Everyone needs a fork of git-wiki; here's mine. It was originally done in 2009 and then rebased and cleaned up a bit in 2013. The main differences are:

  • It doesn't use a separate repository to hold the wiki; you clone git-wiki and then store your pages in that repo! From there, changes to the code can be merged from upstream or cherry-picked back. Because of this, you don't have to configure a repository path.

  • You don't have to use the branch 'master'; git-wiki always reads and commits to the current branch. (You may prefer to keep all your real pages in a branch, and have master just be a tracking branch.)

  • Wiki links use [[Brackets, Like... This]], and generate a link to (e.g.) "brackets-like-this". You can create a page with characters other than [a-z0-9-], but you won't be able to link to it as easily.

  • The default extension for Markdown files is ".md".

  • There's a basic stylesheet included. The views themselves are more spartan, but since they are a part of your wiki's repository, you are encouraged to edit them.

  • It's a classic style application, and does not need to be run with a config.ru.

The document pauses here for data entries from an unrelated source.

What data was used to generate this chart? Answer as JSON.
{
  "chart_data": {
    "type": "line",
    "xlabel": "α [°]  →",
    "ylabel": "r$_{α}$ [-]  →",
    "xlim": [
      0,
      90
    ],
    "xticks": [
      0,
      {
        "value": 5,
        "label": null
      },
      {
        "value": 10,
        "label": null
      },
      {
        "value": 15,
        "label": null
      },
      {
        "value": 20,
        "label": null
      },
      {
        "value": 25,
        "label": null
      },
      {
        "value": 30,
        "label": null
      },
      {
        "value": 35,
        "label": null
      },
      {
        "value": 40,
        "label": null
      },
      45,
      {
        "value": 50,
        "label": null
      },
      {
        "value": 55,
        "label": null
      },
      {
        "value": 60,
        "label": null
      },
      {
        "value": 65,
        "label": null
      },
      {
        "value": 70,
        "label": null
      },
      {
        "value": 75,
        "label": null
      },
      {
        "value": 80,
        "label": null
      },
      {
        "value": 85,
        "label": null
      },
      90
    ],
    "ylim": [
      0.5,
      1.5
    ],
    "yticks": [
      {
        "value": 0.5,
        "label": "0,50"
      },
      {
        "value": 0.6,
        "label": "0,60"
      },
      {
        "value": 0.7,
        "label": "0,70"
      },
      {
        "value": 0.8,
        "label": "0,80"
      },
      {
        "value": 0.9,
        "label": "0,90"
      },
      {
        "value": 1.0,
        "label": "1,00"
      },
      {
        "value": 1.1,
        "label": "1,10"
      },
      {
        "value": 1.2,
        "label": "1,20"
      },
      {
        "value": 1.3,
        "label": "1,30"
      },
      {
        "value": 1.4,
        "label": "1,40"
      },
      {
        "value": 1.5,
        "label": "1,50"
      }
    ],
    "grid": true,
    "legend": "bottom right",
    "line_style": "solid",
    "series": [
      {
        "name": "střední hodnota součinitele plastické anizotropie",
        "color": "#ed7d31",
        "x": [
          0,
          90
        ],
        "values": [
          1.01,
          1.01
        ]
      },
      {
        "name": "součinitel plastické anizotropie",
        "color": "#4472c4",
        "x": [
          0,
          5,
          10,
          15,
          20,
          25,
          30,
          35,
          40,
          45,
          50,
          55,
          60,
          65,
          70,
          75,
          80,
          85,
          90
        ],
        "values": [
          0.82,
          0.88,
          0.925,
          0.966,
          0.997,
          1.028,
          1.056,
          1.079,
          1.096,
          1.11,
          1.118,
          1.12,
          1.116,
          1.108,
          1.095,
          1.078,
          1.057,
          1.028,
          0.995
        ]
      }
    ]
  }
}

If you need one, you can use the instructions in Sinatra's README.

A few minor features have been added:

  • You can enter a commit message when editing a page. If you don't, the default message only denotes that the commit was made from the web interface.

  • Page histories are viewable with the query param view=log.

Git-wiki was designed and written by Simon Rozet. He did the hard work, I just fiddled with the chrome a bit. The original README contains a wealth of additional information.

Installation and Use

This git-wiki requires Ruby 1.9. Here's how to create a new wiki and run it:

git clone git-wiki my-wiki
cd my-wiki
bundle install
./git-wiki.rb # and point browser to http://localhost:4567/

Configuration

At the end of git-wiki.rb is a configure block (which applies to all environments). You can edit settings here, or add additional blocks to set different wiki repositories for development/testing/production.

Caveats

Because we use Grit by modifying the workdir and then calling git add, git-wiki must be run with a non-bare wiki repo. If you want to clone this repo and then push to it, you should read the Git FAQ entry about the perils of pushing to a repo with a checked-out workdir.

In practice, you will hopefully never edit the workdir of the "live" repo directly, so ensuring that receive.denyNonFastForwards is turned on and adding a post-update hook to reset the index is a reasonable (if not very clean) work-around.

License

Copyright (C) 2008 Simon Rozet <[email protected]>
Copyright (C) 2009, 2013 Decklin Foster <[email protected]>

           DO WHAT THE FUCK YOU WANT TO PUBLIC LICENSE
                   Version 2, December 2004

Everyone is permitted to copy and distribute verbatim or modified
copies of this license document, and changing it is allowed as long
as the name is changed.

           DO WHAT THE FUCK YOU WANT TO PUBLIC LICENSE
  TERMS AND CONDITIONS FOR COPYING, DISTRIBUTION AND MODIFICATION

 0. You just DO WHAT THE FUCK YOU WANT TO.